As you can see in this example, the MyGene header was recognized in the TSV file and associated with the entity type we just defined. This example is not very nice, since it incorrectly associated the genes with the format “MyGene”, which is no real format; note that for that reason in translating genes we do not specify the source format (as the :fields argument) but use all available formats in the file. The following example fixes this by adding specifically a some formats to recognize. In the real Gene class the recognized headers are all possible formats in the Organism.identifiers({organism}) file.

require 'rbbt-util'
require 'rbbt/entity'
require 'rbbt/sources/organism'

module MyGene
  extend Entity
  annotation :format, :organism
  self.format = ["Ensembl Gene ID", "Associated Gene Name"]
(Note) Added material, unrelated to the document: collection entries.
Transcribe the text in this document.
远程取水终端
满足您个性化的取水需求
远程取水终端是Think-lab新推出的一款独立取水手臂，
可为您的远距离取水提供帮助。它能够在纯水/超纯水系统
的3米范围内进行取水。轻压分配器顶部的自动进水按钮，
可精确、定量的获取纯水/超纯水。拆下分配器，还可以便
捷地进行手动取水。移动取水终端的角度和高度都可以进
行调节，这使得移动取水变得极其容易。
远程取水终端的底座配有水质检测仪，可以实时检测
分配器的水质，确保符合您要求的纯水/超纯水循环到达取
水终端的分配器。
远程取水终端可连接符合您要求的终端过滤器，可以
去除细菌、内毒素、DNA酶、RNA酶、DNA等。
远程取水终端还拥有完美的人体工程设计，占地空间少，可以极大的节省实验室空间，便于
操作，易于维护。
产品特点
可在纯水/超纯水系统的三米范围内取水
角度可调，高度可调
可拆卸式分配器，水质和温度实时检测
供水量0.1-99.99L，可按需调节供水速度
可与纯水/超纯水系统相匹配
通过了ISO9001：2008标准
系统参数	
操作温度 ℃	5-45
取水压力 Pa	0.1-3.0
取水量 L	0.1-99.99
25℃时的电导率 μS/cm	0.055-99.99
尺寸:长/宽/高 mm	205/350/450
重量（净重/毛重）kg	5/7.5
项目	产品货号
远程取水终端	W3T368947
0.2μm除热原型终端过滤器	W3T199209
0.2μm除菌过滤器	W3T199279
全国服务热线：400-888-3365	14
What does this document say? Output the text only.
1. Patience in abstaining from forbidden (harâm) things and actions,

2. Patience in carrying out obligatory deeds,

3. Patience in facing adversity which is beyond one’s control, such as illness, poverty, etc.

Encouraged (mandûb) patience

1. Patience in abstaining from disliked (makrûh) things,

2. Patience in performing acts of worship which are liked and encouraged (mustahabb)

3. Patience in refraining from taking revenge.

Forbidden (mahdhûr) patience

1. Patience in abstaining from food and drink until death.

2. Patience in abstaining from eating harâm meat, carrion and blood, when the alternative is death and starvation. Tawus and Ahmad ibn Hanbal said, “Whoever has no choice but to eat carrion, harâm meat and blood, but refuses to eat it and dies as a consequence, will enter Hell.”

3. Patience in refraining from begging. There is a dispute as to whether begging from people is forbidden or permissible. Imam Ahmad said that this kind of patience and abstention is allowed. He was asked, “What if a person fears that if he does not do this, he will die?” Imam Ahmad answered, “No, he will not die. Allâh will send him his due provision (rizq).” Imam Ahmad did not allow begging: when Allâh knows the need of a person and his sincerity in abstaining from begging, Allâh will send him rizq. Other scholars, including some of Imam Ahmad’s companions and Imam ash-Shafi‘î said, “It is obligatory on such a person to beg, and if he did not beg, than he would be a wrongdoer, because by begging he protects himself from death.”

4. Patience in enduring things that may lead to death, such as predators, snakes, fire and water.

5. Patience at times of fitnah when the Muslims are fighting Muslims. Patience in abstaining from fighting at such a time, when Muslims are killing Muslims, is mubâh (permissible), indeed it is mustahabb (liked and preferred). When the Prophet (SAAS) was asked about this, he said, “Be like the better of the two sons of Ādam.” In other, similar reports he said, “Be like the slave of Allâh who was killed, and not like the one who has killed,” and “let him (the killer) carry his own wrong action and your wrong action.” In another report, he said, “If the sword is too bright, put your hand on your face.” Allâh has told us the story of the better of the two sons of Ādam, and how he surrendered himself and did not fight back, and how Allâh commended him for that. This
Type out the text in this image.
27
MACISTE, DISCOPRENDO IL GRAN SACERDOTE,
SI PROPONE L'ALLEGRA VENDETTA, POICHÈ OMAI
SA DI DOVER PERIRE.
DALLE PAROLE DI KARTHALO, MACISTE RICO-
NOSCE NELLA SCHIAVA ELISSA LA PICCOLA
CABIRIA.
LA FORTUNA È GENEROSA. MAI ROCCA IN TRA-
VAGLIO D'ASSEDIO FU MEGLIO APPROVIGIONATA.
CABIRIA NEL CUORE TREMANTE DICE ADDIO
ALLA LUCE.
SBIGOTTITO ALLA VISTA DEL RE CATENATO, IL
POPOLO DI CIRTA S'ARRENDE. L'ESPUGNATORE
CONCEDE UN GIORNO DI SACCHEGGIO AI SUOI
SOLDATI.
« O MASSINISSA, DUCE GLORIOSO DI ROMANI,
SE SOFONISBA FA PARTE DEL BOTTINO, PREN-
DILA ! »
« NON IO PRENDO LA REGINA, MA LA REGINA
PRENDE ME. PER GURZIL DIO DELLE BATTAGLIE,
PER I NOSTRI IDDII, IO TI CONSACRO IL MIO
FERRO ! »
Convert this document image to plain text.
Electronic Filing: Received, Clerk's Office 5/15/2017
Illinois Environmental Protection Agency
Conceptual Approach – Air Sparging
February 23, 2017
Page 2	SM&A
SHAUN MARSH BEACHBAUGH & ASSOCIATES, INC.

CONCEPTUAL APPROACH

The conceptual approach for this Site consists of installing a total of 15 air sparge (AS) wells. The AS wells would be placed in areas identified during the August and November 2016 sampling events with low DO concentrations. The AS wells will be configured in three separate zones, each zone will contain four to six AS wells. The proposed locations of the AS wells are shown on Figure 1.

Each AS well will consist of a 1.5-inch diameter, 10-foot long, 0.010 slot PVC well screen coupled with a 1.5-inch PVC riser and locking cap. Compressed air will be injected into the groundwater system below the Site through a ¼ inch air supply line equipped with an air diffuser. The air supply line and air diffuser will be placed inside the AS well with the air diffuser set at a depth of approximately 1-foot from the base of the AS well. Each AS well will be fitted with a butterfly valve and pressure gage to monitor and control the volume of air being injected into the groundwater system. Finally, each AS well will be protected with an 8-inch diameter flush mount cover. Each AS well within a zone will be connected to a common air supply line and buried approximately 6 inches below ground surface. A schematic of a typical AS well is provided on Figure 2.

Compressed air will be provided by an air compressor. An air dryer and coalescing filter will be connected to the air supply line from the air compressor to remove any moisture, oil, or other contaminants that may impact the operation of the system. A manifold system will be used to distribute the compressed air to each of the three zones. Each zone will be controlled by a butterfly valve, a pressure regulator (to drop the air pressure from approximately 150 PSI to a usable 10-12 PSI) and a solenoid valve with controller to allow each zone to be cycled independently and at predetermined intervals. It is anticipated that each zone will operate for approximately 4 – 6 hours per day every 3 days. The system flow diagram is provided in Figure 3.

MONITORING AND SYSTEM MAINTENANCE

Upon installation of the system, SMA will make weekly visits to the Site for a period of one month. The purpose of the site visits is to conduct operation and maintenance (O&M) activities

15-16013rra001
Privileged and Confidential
  property :name => :array2single do
    Organism.identifiers(organism).index(:persist => true, 
    :target => "Associated Gene Name", :fields => [format]).values_at *self
  end
end

text=<<-EOF
#Ensembl Gene ID\tValue
ENSG00000163359\t1
ENSG00000148082\t2
EOF

tsv = TSV.open(StringIO.new(text), :type => :single, :namespace => "Hsa/jan2013")

tsv.each do |gene, value|
  puts [gene.name, value] * ": "
end

puts "Gene annotations: " << tsv.keys.info.inspect

Result

COL6A3: 1
SHC3: 2
Gene annotations: {:organism=>"Hsa/jan2013", :format=>"Ensembl Gene ID", :annotation_types=>[MyGene], :annotated_array=>true}

Note also in the previous examples how we need to specify a namespace for the TSV file, so that the Entity subsystem can use it as the organism for the genes.